Friday 26 July 2013

Betting against the house

A new report from consultants at Environics Canada suggests that Canadian households are wealthier than ever, despite a continuing slow rise in indebtedness. Nationwide, net household wealth averages just above C$400,000.  Just as important, given the touchiness of many Canadians about their neighbour to the south, Canadian household wealth has been above the equivalent figure for the US for five straight years.

Sounds good, right? As ever, though, there is quite a lot of devil in the details. Much of the growth in household wealth in recent years has been the result of the slow but steady growth in house prices, rather than accumulation of liquid assets.  Canadians haven't been saving assiduously: it's just that all the (house)boats have risen with the tide.  The outperformance of the local housing market is also the entire explanation for the fact that average Canadian household wealth currently exceeds that of the United States.

Because the "wealth" is so housing-dependent, the Environics findings are not as positive a piece of news as they seem on the surface.  As economists have been quick to point out (see Doug Porter of BMO's comments in the linked article), things could go into reverse quite sharply when interest rates start to go up -- which may not be imminent, but is inevitable at some point.  When that happens a lot of indebted households will quickly find their disposable income getting squeezed, and as that starts to happens across the economy, house prices are likely to stagnate or go into reverse, putting a crimp on household wealth.
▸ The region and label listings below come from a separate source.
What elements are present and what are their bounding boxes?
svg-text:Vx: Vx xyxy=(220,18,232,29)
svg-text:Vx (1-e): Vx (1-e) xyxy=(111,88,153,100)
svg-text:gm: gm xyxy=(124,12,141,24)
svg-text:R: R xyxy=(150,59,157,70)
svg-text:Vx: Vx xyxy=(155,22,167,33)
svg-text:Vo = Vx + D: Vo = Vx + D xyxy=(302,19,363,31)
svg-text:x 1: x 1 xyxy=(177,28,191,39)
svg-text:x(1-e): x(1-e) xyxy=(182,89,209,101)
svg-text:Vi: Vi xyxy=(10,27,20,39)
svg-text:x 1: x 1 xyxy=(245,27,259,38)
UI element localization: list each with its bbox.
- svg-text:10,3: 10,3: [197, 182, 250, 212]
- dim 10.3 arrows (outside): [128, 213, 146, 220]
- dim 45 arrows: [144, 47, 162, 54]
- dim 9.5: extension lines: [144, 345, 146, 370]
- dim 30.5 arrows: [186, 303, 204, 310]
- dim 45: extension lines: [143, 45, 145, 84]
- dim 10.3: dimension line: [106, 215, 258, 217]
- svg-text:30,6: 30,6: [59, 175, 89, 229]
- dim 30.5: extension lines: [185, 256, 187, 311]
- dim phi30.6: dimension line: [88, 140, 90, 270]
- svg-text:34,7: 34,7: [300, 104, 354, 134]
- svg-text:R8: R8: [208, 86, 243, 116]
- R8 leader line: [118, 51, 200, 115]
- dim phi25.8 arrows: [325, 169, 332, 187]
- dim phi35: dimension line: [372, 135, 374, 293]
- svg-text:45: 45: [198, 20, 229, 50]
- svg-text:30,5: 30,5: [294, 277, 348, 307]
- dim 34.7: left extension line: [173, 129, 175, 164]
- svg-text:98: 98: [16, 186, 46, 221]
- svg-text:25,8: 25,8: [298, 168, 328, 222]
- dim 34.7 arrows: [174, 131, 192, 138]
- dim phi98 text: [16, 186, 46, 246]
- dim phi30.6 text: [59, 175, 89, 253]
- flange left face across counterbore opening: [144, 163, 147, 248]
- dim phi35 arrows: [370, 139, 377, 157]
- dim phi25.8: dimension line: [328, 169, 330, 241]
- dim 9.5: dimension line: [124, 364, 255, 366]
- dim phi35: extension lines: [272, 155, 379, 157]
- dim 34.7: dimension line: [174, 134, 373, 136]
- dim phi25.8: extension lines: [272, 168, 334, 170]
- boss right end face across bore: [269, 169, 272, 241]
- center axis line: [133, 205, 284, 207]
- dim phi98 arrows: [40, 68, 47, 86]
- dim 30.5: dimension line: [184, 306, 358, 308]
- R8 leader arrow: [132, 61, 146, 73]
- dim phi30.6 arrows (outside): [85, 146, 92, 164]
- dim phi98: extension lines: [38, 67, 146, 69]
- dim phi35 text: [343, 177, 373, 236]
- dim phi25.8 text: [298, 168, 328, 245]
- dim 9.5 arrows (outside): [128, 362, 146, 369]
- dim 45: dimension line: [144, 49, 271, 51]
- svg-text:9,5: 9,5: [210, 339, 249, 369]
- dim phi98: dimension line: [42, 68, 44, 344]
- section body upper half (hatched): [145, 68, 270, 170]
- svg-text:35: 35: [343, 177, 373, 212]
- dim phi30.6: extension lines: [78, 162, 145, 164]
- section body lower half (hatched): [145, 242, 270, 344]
There's also a bigger question of whether housing wealth is really wealth at all, when you aggregate it across an economy.  A leading proponent of the view that it isn't is former Bank of England economist Willem Buiter, who made the case in this paper.*  (Advice: ignore the abstract, which is quite technical, and read the introduction instead).  Rising house prices are good for current homeowners but bad for tenants and would-be buyers.  To quote Buiter, "On average, the inhabitants of a country own the houses they live in; on average,  every tenant is his/her own landlord and vice versa. So in a representative agent model, there is no net housing wealth effect".

The apparent rise in household wealth reported by Environics has come about purely because Canada's banks are in better shape than those of the US and have been able to continue lending.  It in no way reflects any increase in the productive capacity of the economy, which in the long term is the only source of real wealth.  Over the past three years and more, US households have been slowly but steadily paying down debt and now, house prices there are starting to perk up quite nicely.  There's not much doubt about which country's consumers will be in better shape once interest rates start to move higher.

* Interestingly, Buiter reveals that this way of looking at housing was first suggested to him by Mervyn King, his boss at the BoE.